Identification also would prove a barrier for undocumented Coloradans. Last week, at a town hall about how to improve vaccine uptake in minority and underserved communities, providers of color specifically discussed concern among undocumented residents, who feared that coming forward to get vaccinated may put them at risk.
That forum further discussed the need for the public health and medical communities to work to build trust within minority communities.
What’s more, Black and Latino communities have been disproportionately affected by the pandemic, and their access to the vaccine is paramount to slowing the deadly impacts of the virus in Colorado.
“We must be responsive to disparities that have been so pervasive throughout the pandemic – disparities that have plagued society for years upon years but are ever more prominent during crises,” Jill Hunsaker Ryan, the director of the state Department of Public Health and Environment, said in a statement. “To achieve equity, we need to take deliberate action. To not add to that suffering, we must eliminate barriers to fair vaccine distribution. We know that our providers share in our goals to reach all communities.”

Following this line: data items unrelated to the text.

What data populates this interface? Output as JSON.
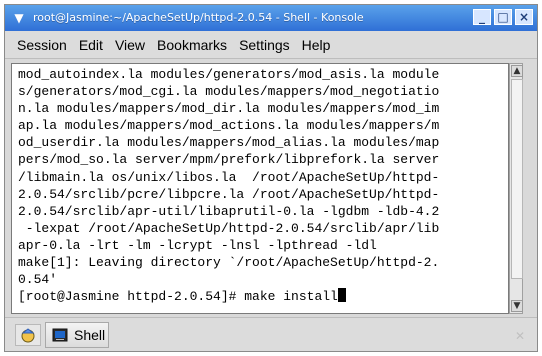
{
  "window": {
    "title": "root@Jasmine:~/ApacheSetUp/httpd-2.0.54 - Shell - Konsole",
    "controls": {
      "minimize": "_",
      "maximize": "□",
      "close": "×"
    }
  },
  "menu": {
    "items": [
      "Session",
      "Edit",
      "View",
      "Bookmarks",
      "Settings",
      "Help"
    ]
  },
  "terminal": {
    "lines": [
      "mod_autoindex.la modules/generators/mod_asis.la module",
      "s/generators/mod_cgi.la modules/mappers/mod_negotiatio",
      "n.la modules/mappers/mod_dir.la modules/mappers/mod_im",
      "ap.la modules/mappers/mod_actions.la modules/mappers/m",
      "od_userdir.la modules/mappers/mod_alias.la modules/map",
      "pers/mod_so.la server/mpm/prefork/libprefork.la server",
      "/libmain.la os/unix/libos.la  /root/ApacheSetUp/httpd-",
      "2.0.54/srclib/pcre/libpcre.la /root/ApacheSetUp/httpd-",
      "2.0.54/srclib/apr-util/libaprutil-0.la -lgdbm -ldb-4.2",
      " -lexpat /root/ApacheSetUp/httpd-2.0.54/srclib/apr/lib",
      "apr-0.la -lrt -lm -lcrypt -lnsl -lpthread -ldl",
      "make[1]: Leaving directory `/root/ApacheSetUp/httpd-2.",
      "0.54'"
    ],
    "prompt": "[root@Jasmine httpd-2.0.54]# make install"
  },
  "tabs": [
    {
      "label": "Shell"
    }
  ],
  "icons": {
    "window_menu": "chevron-down-icon",
    "new_session": "new-session-icon",
    "terminal_tab": "terminal-icon",
    "close_tab": "close-tab-icon"
  },
  "colors": {
    "titlebar": "#3b82e6",
    "terminal_bg": "#ffffff",
    "terminal_fg": "#000000"
  }
}
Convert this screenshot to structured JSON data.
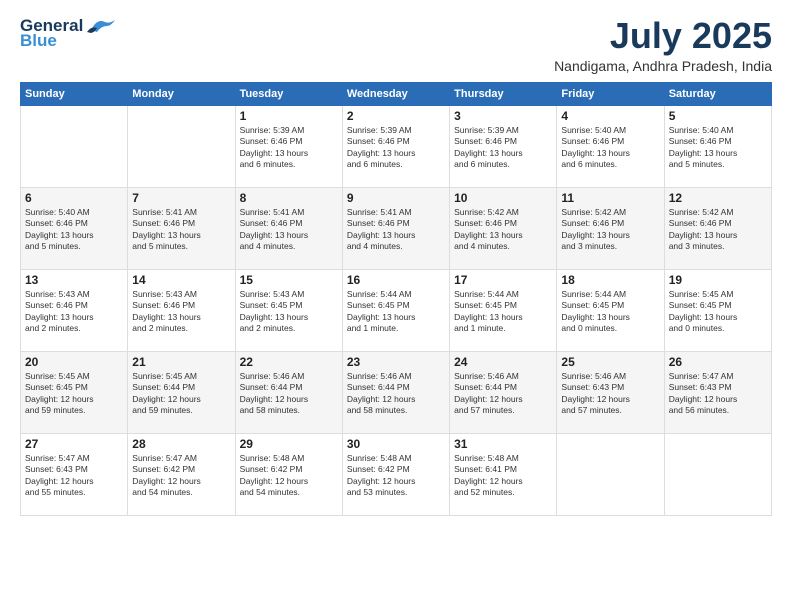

The letter also warned providers that they weren’t to give vaccine preference to their already established patients, nor were they to exclude those who couldn’t pay. Failing to abide by those rules, as well as to the identification guidance, would lead the state to bar those providers from providing vaccines.
Matt Wynia, a doctor and the head of the Center for Bioethics and Humanities at the University of Colorado’s Anschutz Medical Campus, praised the state’s ID guidance. He said that “every state should be doing this” and noted some of the state’s biggest outbreaks “have been in communities that include some people without documents.”
“We need to focus like a laser on getting people vaccinated who are (1) most likely to catch this virus, (2) people who are most likely to spread it to others if they catch it, and (3) those who are most at risk of needing hospital care if that catch it, so we save lives and avoid overwhelming our hospitals,” he wrote in an email.